A 1913 San Francisco health inspector's report on a 40-cents per night (the top end of the price range) lodging house described it as:

Three-story frame. Saloon on first floor. Thirty-nine rooms [upstairs]. Skylight in hall does not ventilate. Five inside rooms on each floor have window in unventilated hall. One fire escape; one stairway; large hall; four toilets; four baths; twelve stationary basins. Hot water in bath rooms... Many rooms have double beds.

Not all lodging houses were heated, but if heat was available, it would be from hot stoves placed in the hallways. The residents faced "vermin, general filth, and horrific smells", along with "[l]ice, other bedbugs, and mice". The lowest form of lodging house was the flophouse, which typically did not offer beds, providing instead "mattresses or piles of rags with a blanket", hammocks, or simply floor space (with the expectation that renters had their own bedroll). An even lower variant of the flophouse was "unlicensed dives where a lodger could sleep in a corner of a tenement room for 5 cents, or for 3 cents curl up in a sheltered hallway", an approach sometimes used in after-hours theatres.

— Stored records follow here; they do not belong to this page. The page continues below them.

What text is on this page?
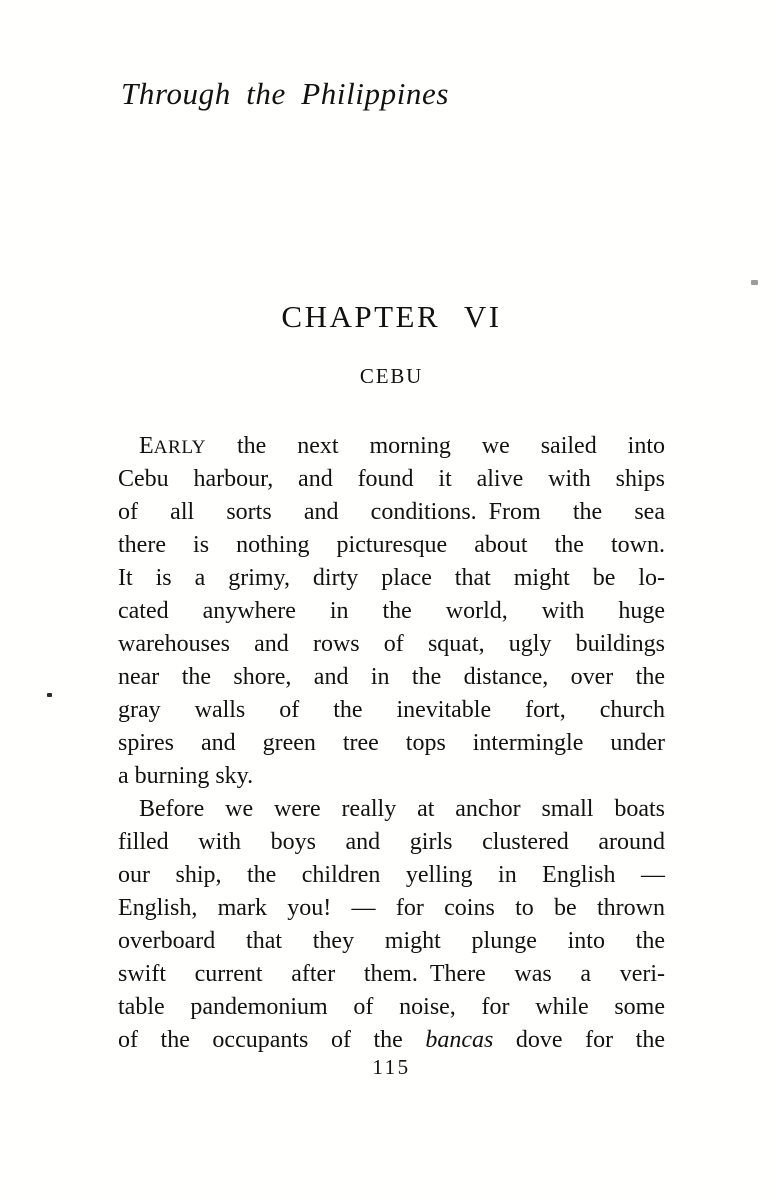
Through the Philippines
CHAPTER VI
CEBU
EARLY the next morning we sailed into
Cebu harbour, and found it alive with ships
of all sorts and conditions. From the sea
there is nothing picturesque about the town.
It is a grimy, dirty place that might be lo-
cated anywhere in the world, with huge
warehouses and rows of squat, ugly buildings
near the shore, and in the distance, over the
gray walls of the inevitable fort, church
spires and green tree tops intermingle under
a burning sky.
Before we were really at anchor small boats
filled with boys and girls clustered around
our ship, the children yelling in English —
English, mark you! — for coins to be thrown
overboard that they might plunge into the
swift current after them. There was a veri-
table pandemonium of noise, for while some
of the occupants of the bancas dove for the
115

These rough conditions caused concern amongst reformers and activists, who got City Hall and police stations opened up as emergency lodging, an approach that served only a small percentage of the underhoused population. Another effort was municipal lodging houses, such as the building opened in New York City in 1896. At municipal lodging houses, residents got an iron cot and two light meals if they agreed to "interrogation, fumigation, a shower, a promise of docile behavior, and often at least two hours a day chopping wood or cleaning alleys". Some philanthropists opened hotels for lodging house purposes, such as the 1897 Mills Hotel built by Darius O. Mills. In 1913, the Golden West Hotel was built in San Diego to provide low cost lodging for working men. The Salvation Army opened its first mission in 1890s, soon rising to 44 locations across the US where low cost beds and food were available. While the Salvation Army and similar mission lodging houses were cleaner and offered free or very low cost meals and lodging (often "in return for a sermon or prayer meeting"), they had strict rules on behaviour.